Source: NRDC; EESI (projection / advocacy estimates)
What the data shows: the jobs & the tax breaks
The jobs rarely pay for the breaks
MEASURED OUTCOMEA finished data center runs on 15–100 permanent workers — an Amazon warehouse employs 1,000–1,500. Yet the subsidies are enormous: states have handed out incentives worth more than $2 million per permanent job. In Orangeburg, NY, one project got $77 million in tax breaks for exactly one permanent job. Virginia's data-center sales-tax exemption alone cost $1.6 billion in FY2025, and data centers took 53% of the state's economic-development incentives since 2021 (~$2.7B). Brookings' verdict: the incentives are poorly targeted and "may simply be subsidizing investments that would have happened anyway."

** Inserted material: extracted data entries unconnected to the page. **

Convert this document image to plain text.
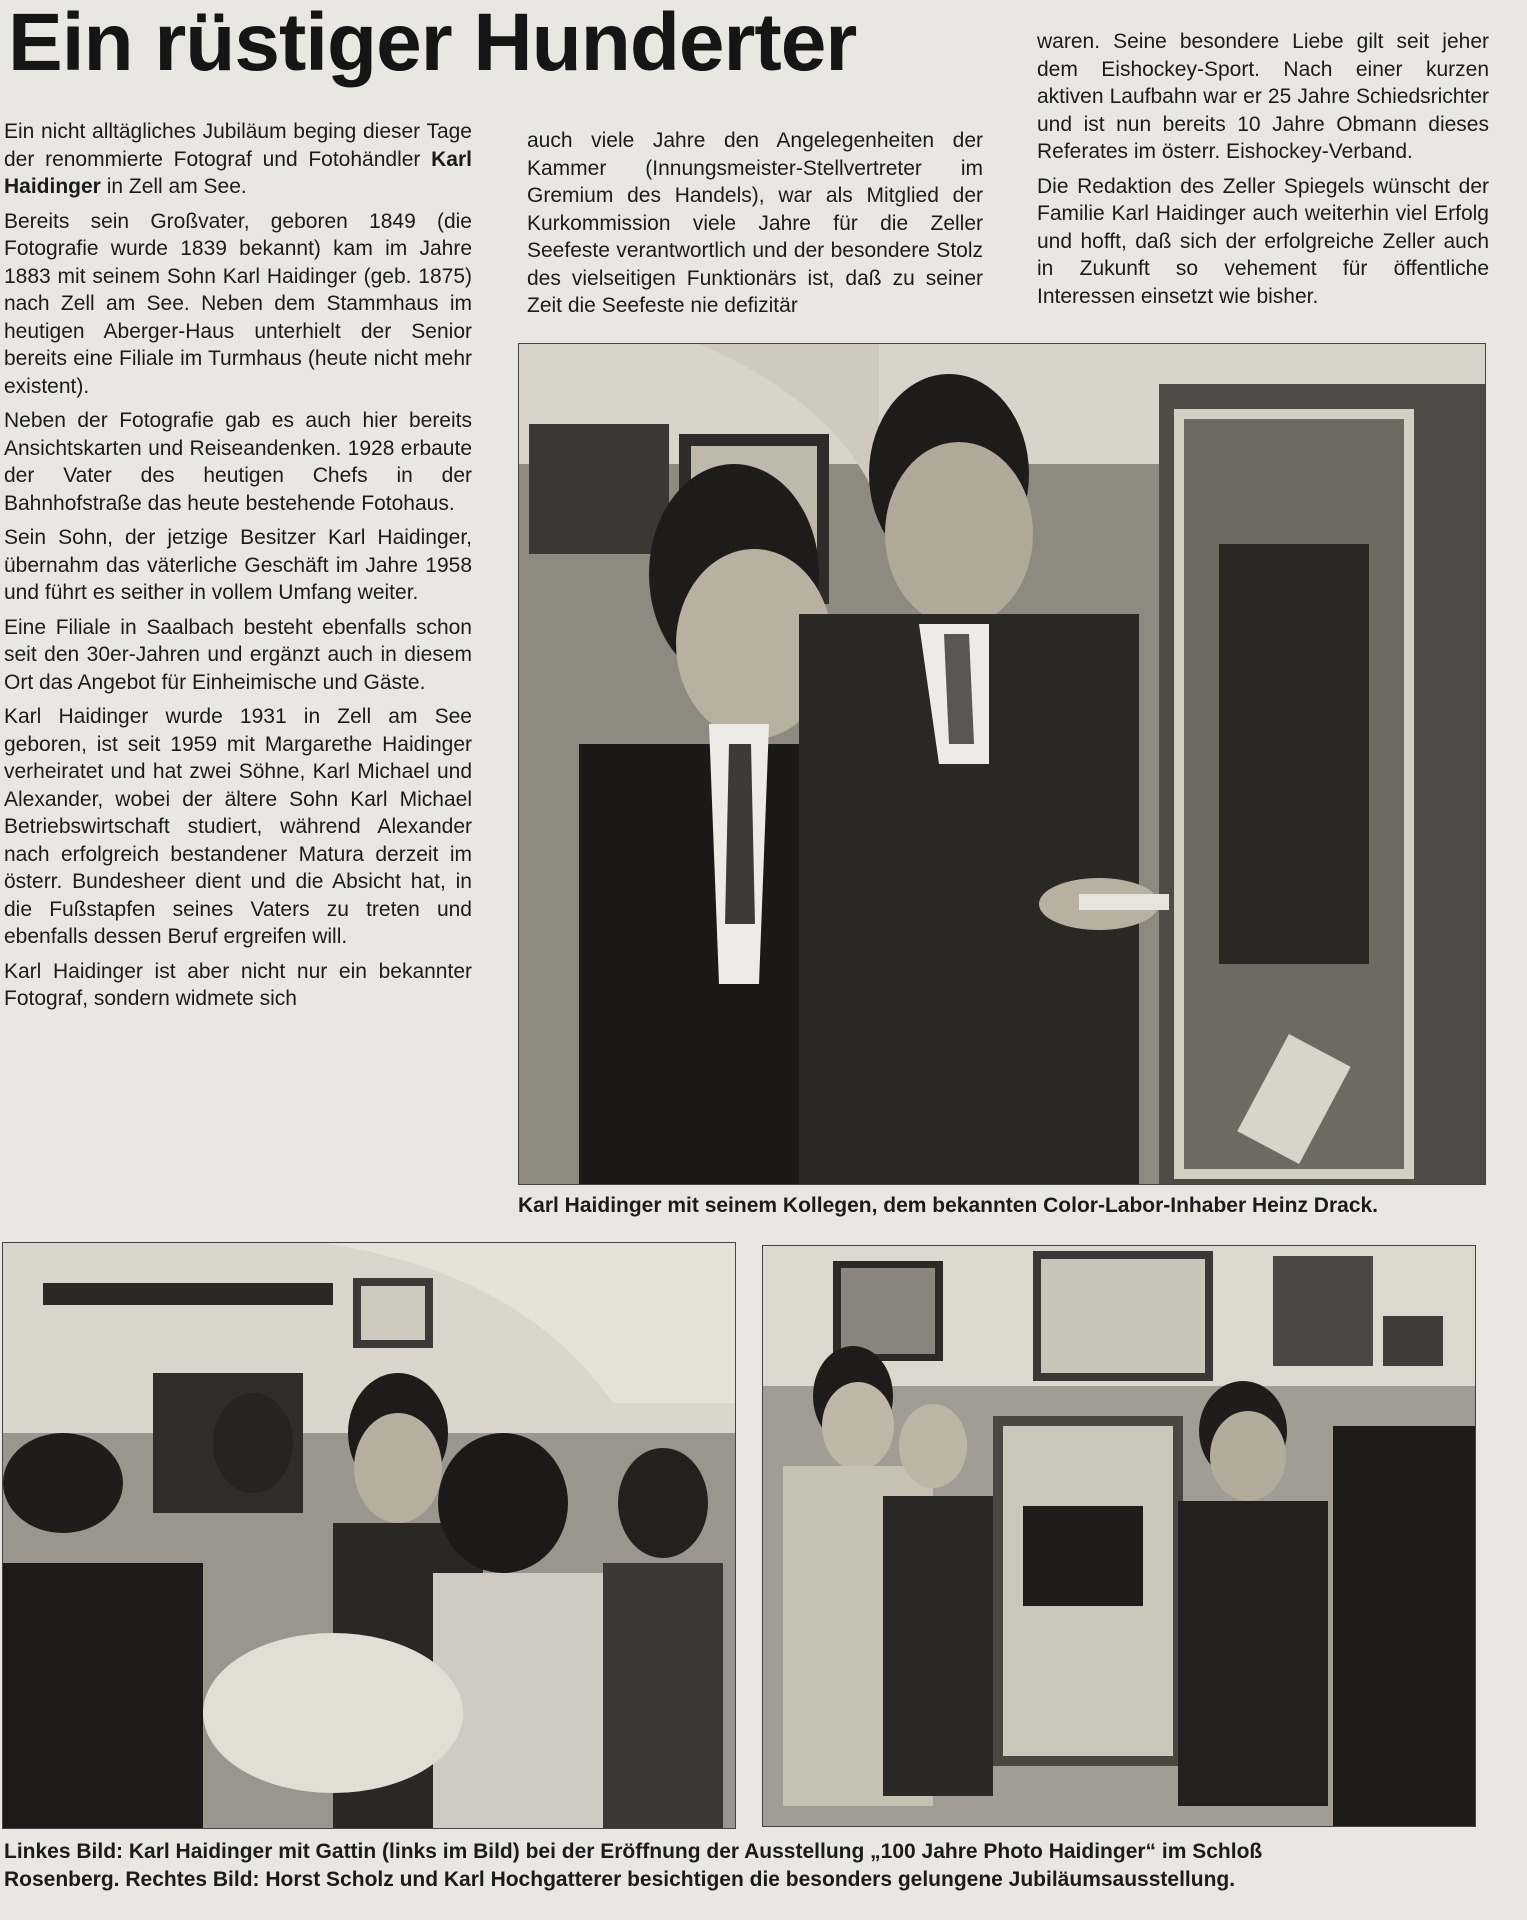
Ein rüstiger Hunderter

Ein nicht alltägliches Jubiläum beging dieser Tage der renommierte Fotograf und Fotohändler Karl Haidinger in Zell am See.

Bereits sein Großvater, geboren 1849 (die Fotografie wurde 1839 bekannt) kam im Jahre 1883 mit seinem Sohn Karl Haidinger (geb. 1875) nach Zell am See. Neben dem Stammhaus im heutigen Aberger-Haus unterhielt der Senior bereits eine Filiale im Turmhaus (heute nicht mehr existent).

Neben der Fotografie gab es auch hier bereits Ansichtskarten und Reiseandenken. 1928 erbaute der Vater des heutigen Chefs in der Bahnhofstraße das heute bestehende Fotohaus.

Sein Sohn, der jetzige Besitzer Karl Haidinger, übernahm das väterliche Geschäft im Jahre 1958 und führt es seither in vollem Umfang weiter.

Eine Filiale in Saalbach besteht ebenfalls schon seit den 30er-Jahren und ergänzt auch in diesem Ort das Angebot für Einheimische und Gäste.

Karl Haidinger wurde 1931 in Zell am See geboren, ist seit 1959 mit Margarethe Haidinger verheiratet und hat zwei Söhne, Karl Michael und Alexander, wobei der ältere Sohn Karl Michael Betriebswirtschaft studiert, während Alexander nach erfolgreich bestandener Matura derzeit im österr. Bundesheer dient und die Absicht hat, in die Fußstapfen seines Vaters zu treten und ebenfalls dessen Beruf ergreifen will.

Karl Haidinger ist aber nicht nur ein bekannter Fotograf, sondern widmete sich

auch viele Jahre den Angelegenheiten der Kammer (Innungsmeister-Stellvertreter im Gremium des Handels), war als Mitglied der Kurkommission viele Jahre für die Zeller Seefeste verantwortlich und der besondere Stolz des vielseitigen Funktionärs ist, daß zu seiner Zeit die Seefeste nie defizitär

waren. Seine besondere Liebe gilt seit jeher dem Eishockey-Sport. Nach einer kurzen aktiven Laufbahn war er 25 Jahre Schiedsrichter und ist nun bereits 10 Jahre Obmann dieses Referates im österr. Eishockey-Verband.

Die Redaktion des Zeller Spiegels wünscht der Familie Karl Haidinger auch weiterhin viel Erfolg und hofft, daß sich der erfolgreiche Zeller auch in Zukunft so vehement für öffentliche Interessen einsetzt wie bisher.

Karl Haidinger mit seinem Kollegen, dem bekannten Color-Labor-Inhaber Heinz Drack.
Linkes Bild: Karl Haidinger mit Gattin (links im Bild) bei der Eröffnung der Ausstellung „100 Jahre Photo Haidinger“ im Schloß
Rosenberg. Rechtes Bild: Horst Scholz und Karl Hochgatterer besichtigen die besonders gelungene Jubiläumsausstellung.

Source: Brookings (May 2026, ~770 facilities); Bloomberg Tax / NY Focus; CSG South / Virginia JLARC; LaborWise; MultiState
The pattern: concentrated benefit, diffused cost
A few companies get the tax breaks and the AI infrastructure; 67 million people across 13 states pick up the tab on their power bills. The profits are private; the costs are socialized — structurally the same pattern as trickle-down. That's why opposition is bipartisan: even President Trump posted that tech companies building data centers should "pay their own way." It isn't a left/right fight — it's a who-pays fight.
WHAT WE CAN PROVE VS. WHAT WE SUSPECT
- Proven: the PJM capacity spike is real and ~63% data-center-driven; it's already on bills regionally (Pepco +$21/mo).
- Proven, and counter-intuitive: the effect is regional, not local — your ZIP having a data center barely changes your bill.
- Proven: the jobs are few and the subsidies often exceed any plausible payoff.
- Projected, not yet measured: the big per-household numbers ($70/mo by 2028) depend on regulatory choices still to come.